Duhaime's Law Dictionary

Reverse Passing-Off Definition:

The action of a provider of goods or services who purchases another's goods or services, removes the latter's trademark and replaces it with its own.

Related Terms: Passing-Off, Inverse Passing-Off

Also known as inverse passing-off.

In Dastar v Twentieth Century Fox, Mr. Justice Scalia of the United States Supreme Court, at footnote #1, used these words:

"Passing off (or palming off, as it is sometimes called) occurs when a producer misrepresents his own goods or services as someone else's.

"Reverse passing off, as its name implies, is the opposite: The producer misrepresents someone else's goods or services as his own."

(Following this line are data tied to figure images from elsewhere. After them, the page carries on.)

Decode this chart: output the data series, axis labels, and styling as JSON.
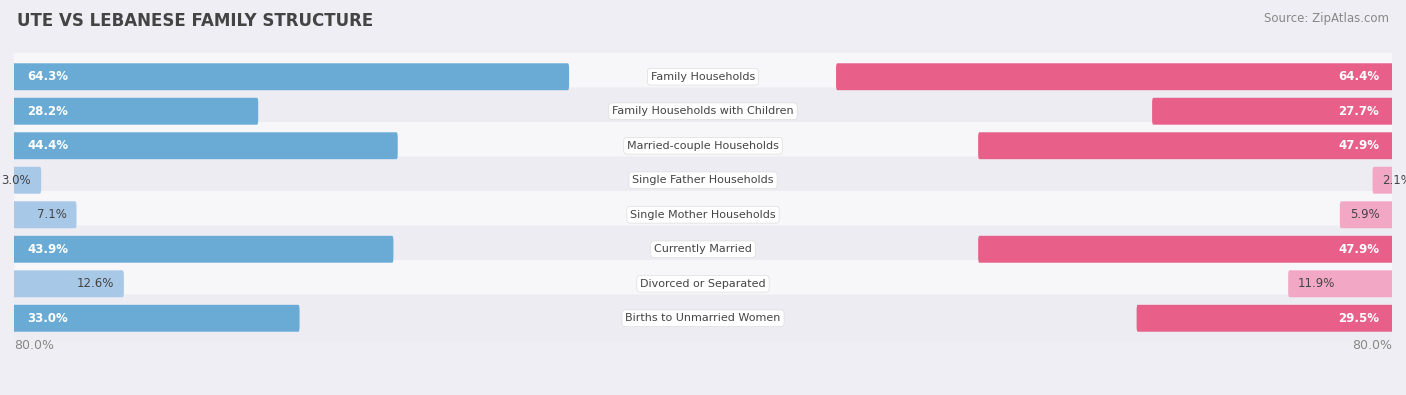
{
  "title": "UTE VS LEBANESE FAMILY STRUCTURE",
  "source": "Source: ZipAtlas.com",
  "categories": [
    "Family Households",
    "Family Households with Children",
    "Married-couple Households",
    "Single Father Households",
    "Single Mother Households",
    "Currently Married",
    "Divorced or Separated",
    "Births to Unmarried Women"
  ],
  "ute_values": [
    64.3,
    28.2,
    44.4,
    3.0,
    7.1,
    43.9,
    12.6,
    33.0
  ],
  "lebanese_values": [
    64.4,
    27.7,
    47.9,
    2.1,
    5.9,
    47.9,
    11.9,
    29.5
  ],
  "x_max": 80.0,
  "ute_color_strong": "#6aabd6",
  "ute_color_light": "#a8c8e8",
  "lebanese_color_strong": "#e8608a",
  "lebanese_color_light": "#f2a8c4",
  "bg_color": "#eeeef4",
  "row_bg_odd": "#f7f7fa",
  "row_bg_even": "#ececf2",
  "title_color": "#444444",
  "source_color": "#888888",
  "label_color": "#444444",
  "axis_label_color": "#888888",
  "legend_ute_color": "#6aabd6",
  "legend_leb_color": "#e8608a",
  "strong_threshold": 20.0,
  "value_label_fontsize": 8.5,
  "cat_label_fontsize": 8.0,
  "title_fontsize": 12.0,
  "source_fontsize": 8.5,
  "legend_fontsize": 9.0
}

American attorney Lori Freedman explained reverse passing off as folows:

"Reverse passing off occurs when one producer purchases another producer's product, removes the latter's trademark and replaces it with its own. This is the opposite of the traditional trademark infringement act of "passing off." A producer passes off its goods as those of a competitor by affixing to its product a trademark deceptively similar to that of its competitor. Thus, in the passing off situation, a producer sells its goods under the pretense that such goods were manufactured by its competitor, whereas in the reverse passing off context a producer sells its competitor's goods as its own. Reverse passing off may be accomplished "expressly" or "impliedly." "Express" reverse passing off occurs when a producer removes a competitor's trademark and replaces it with the producer's own mark. Reverse passing off is accomplished "impliedly" when a producer merely removes or obliterates a competitor's trademark."

These words are very similar to those used by Justice Pregerson of the United States Court of Appeals in Smith v. Montoro as follows:

"... reverse passing off ... occurs when a person removes or obliterates the original trademark, without authorization, before reselling goods produced by someone else.

"Reverse passing off is accomplished expressly when the wrongdoer removes the name or trademark on another party's product and sells that product under a name chosen by the wrongdoer. Implied reverse passing off occurs when the wrongdoer simply removes or otherwise obliterates the name of the manufacturer or source and sells the product in an unbranded state."